Occasionally, RMIT may be authorised by law to use or provide personal or health information to others for other purposes. In some cases an individual’s consent will be sought to use or provide personal information to others.
RMIT will only assign or adopt a unique identifier (e.g. student or employee numbers) for an individual if it is necessary, authorised by law or with consent. RMIT is committed to ensuring that any transfer of personal or health information outside of Victoria is in accordance with law.
3. Ensuring that information is accurate and up-to-date
RMIT takes reasonable steps to ensure that personal and heath information held is accurate, complete and up-to-date.
RMIT relies on individuals to provide accurate and current information in the first instance, and to notify when circumstances or details change.
4. Storage and protection of information
All areas of RMIT have security measures to protect personal and health information from misuse, loss, unauthorised access or disclosure.
Stored information is also archived in accordance with the Public Records Act 1973 (Vic), which determines when information should be retained or disposed of.
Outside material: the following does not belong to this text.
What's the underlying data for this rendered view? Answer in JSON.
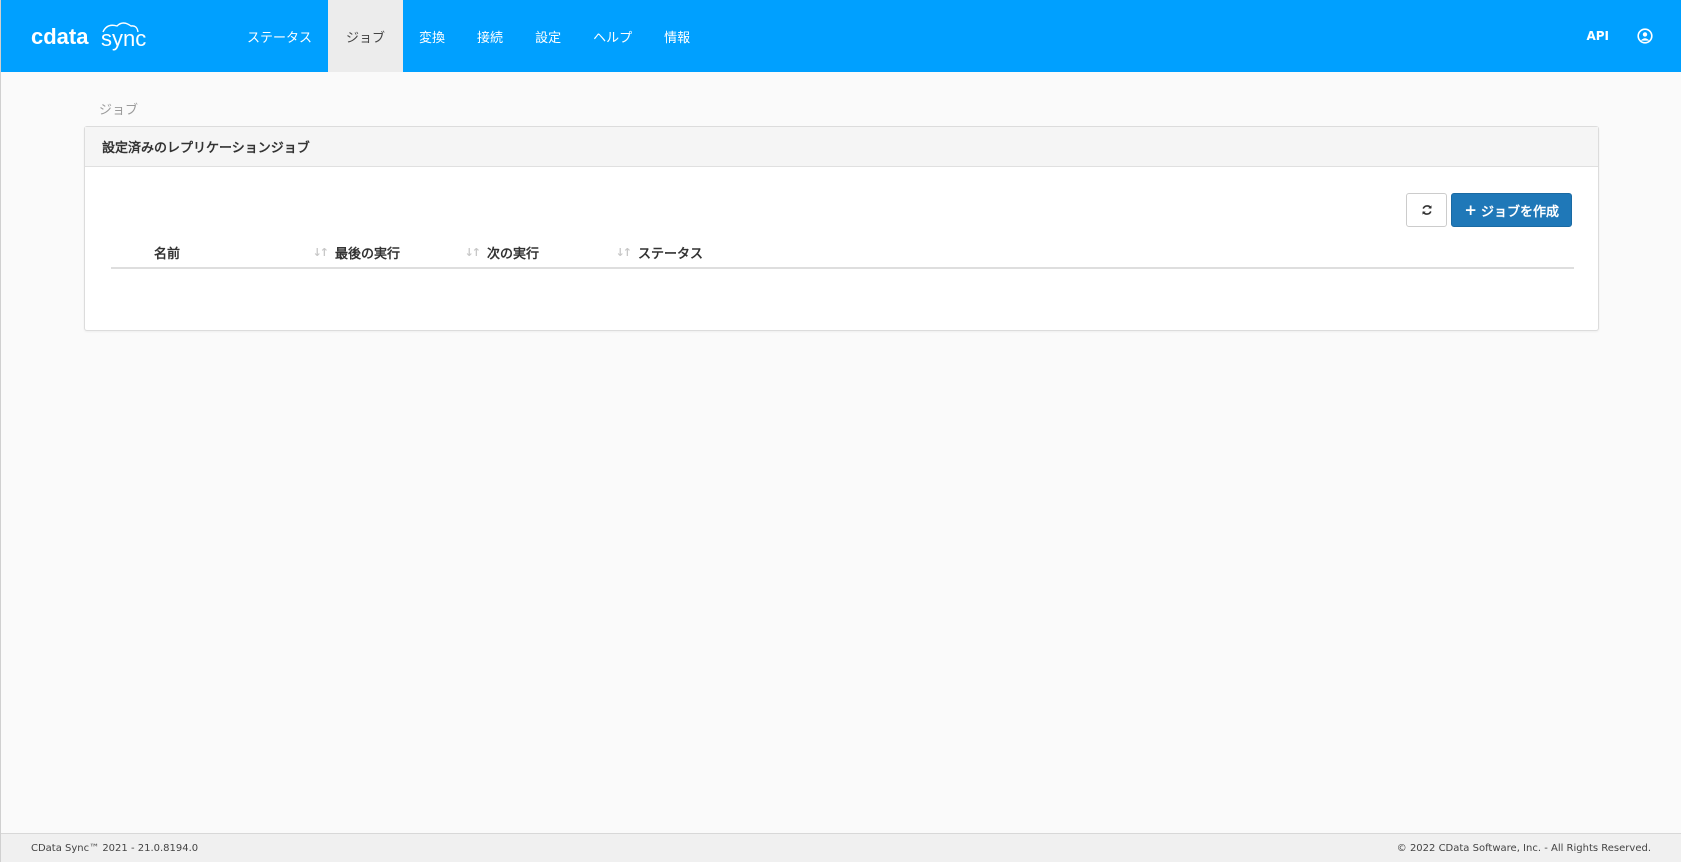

Personal information may be stored in hard copy documents, as electronic data, or in RMIT software or systems. Some of the ways RMIT seeks to protect personal information include:
- Privacy process and the protection of information
- Document storage and data security processes
- Security measures for access to RMIT computer systems
- Controlling access to RMIT premises
- Web site protection measures
Different areas within RMIT have different storage systems in place, which depend upon a variety of factors, including the level of access required by staff and the sensitivity of the information.
5. Access to information held by RMIT
An individual may ask for access to their personal or health information, without having to make a formal request under the Freedom of Information Act 1982 (FOI Act), where appropriate.
In some situations, access will not be appropriate, and an individual is required to make a formal FOI request for example, if a third party’s privacy is involved).
The relevant processes for requesting access to information include directly contacting the area of RMIT that has the information in the first instance followed by making the request pursuant to Freedom of Information legislative guidance. Information of Freedom of Information process at RMIT, please contact https://www.rmit.edu.au/about/governance-and-management/governance/freedom-of-information.
6. Website Privacy
RMIT may make a record of your visits to RMIT websites and log information for statistical and system administration purposes, including but not limited to
- Your server address;
- Your domain name;
- Your IP address;
- The date and time of the visit;
- The pages accessed and documents downloaded;
- The address of your last site visited;
- The type of browser used.
Questions or complaints about Privacy at RMIT
To raise any concerns you might have in relation to privacy, please contact the RMIT Privacy Compliance Advisory on (03) 9925 1161 or email firstname.lastname@example.org.
Individuals have the right to make a privacy complaint to RMIT. Complaints must be made in accordance with the Privacy complaints procedure.
RMIT takes privacy-related complaints very seriously and undertakes to resolve privacy complaints in a timely, fair and transparent way.